There is indication that the people living on the plains near the bend of the Niger River began to cultivate red-skin rice, millet, and sorghum from indigenous food plants by 4000 b.c.e. The use of stone axes shows that agriculture was being practiced just as early in the rain forest areas. Millet and sorghum do not grow well in rain forest areas, but the early domestication of a local wild species of yam and the use of oil-palm nuts provided the basic crops. Red-skin rice was brought down and cultivated in the southwest coast areas sometime after 3000 b.c.e.
Northeast of the bend of the Niger River in Mali’s Tilemsi Valley, excavations have revealed settlements dated between 2010 and 1670 b.c.e. that produced pottery decorated with roulette and dragged-comb designs. These sites also had anthropomorphic and zoomorphic terra-cotta (fired-clay) figures and clay cylinders.
Later Settlements
In the late second millennium b.c.e., the Western Mande, living west of the Joliba River, were in contact with Mediterranean Bronze Age cultures. Around 1000 b.c.e., the Northwestern Mande acquired horses and began state building, which led to the conquest of lands and people. By 500 b.c.e., they had begun to work iron, and the people in the Guinea forest area fled from their southward movement. About 300 c.e., the Soninke established the empire of Ghana (Wagadu) and began to run into conflict with the Berbers in the north. By the third century b.c.e., there is archaeological evidence of the working of iron by the Nok culture in northern Nigeria.
The Nok culture created terra-cotta figures of people and animals in a highly developed technique of hollowed forms with holes for the escape of gases as the pieces were being heated. The tradition of creating terra-cotta sculptures continued until about 875 c.e. Dates ranging from the sixth millennium b.c.e. from Nok sites indicate an early and continuous occupation going back far earlier in time.

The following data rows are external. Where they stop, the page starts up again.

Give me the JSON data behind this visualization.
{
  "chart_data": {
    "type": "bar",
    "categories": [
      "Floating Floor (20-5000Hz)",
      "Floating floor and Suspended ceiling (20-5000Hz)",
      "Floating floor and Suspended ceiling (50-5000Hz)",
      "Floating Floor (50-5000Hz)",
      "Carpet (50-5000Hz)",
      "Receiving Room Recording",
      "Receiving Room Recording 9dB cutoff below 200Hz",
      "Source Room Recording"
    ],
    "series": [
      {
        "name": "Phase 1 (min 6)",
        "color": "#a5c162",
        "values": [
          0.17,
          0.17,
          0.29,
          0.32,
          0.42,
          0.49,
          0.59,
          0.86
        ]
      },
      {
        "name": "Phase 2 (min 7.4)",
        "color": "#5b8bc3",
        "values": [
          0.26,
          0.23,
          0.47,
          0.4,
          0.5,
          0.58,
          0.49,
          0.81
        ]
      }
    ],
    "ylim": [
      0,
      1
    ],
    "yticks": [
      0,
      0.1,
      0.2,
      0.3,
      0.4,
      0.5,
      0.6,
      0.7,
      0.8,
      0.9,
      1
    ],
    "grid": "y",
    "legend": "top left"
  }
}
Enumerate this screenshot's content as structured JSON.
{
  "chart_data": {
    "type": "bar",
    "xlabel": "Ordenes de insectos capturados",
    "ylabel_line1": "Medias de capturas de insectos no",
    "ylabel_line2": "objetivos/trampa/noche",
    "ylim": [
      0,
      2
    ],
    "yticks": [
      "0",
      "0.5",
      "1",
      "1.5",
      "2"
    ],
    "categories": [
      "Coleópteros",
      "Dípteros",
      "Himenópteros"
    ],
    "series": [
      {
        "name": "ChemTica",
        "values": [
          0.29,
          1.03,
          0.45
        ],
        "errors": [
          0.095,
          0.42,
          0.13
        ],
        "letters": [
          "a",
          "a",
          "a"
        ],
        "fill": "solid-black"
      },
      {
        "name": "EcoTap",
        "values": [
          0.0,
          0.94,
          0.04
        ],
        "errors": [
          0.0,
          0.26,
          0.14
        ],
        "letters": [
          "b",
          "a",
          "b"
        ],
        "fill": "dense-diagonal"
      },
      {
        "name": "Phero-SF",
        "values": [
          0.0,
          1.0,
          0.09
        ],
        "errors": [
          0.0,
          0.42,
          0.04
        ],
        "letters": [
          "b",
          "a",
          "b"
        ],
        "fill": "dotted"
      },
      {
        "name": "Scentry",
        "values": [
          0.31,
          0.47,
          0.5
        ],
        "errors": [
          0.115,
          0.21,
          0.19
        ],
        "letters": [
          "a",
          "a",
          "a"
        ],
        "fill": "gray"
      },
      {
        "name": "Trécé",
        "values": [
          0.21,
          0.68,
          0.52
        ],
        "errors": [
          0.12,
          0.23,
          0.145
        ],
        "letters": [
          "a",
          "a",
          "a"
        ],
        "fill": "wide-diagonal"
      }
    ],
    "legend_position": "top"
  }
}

Just south of Lake Chad and north of the area occupied by the Nok people, excavations have revealed the Sao culture, with pottery dating as early as 550 b.c.e. More highly decorated pottery was produced between 50 and 700 c.e., along with animal and stylized human forms. This indicates a settled community continuing over a long period of time.
Humans were also the subject of art in the southeastern area of Nigeria, where the Bakor clan of the Ejagham were carving stone monuments as symbolic portraits of important clan leaders and other important individuals in the culture.
The stimulus for a stronger political structure was often trade. With a strong leader, trade transactions could be better controlled. The area south of Lake Chad was on an important trade route from east to west south of the Sahara. A little farther to the south of Lake Chad and east of the Nok area is the site that served as the cradle of the Bantu languages between 3000 and 1000 b.c.e. The Bantu languages eventually spread throughout Central Africa.
Key periods in West African History
- Prehistory: Early human settlements and development of agriculture.
- Iron Age: Emergence of ironworking technology and its impact on societies.
- Period of Major Polities: Flourishing of empires and kingdoms like Ghana, Mali, and Songhai.
- Colonial Period: European exploration, colonization, and its consequences.
- Post-Independence Era: Formation of current nations and challenges faced after independence.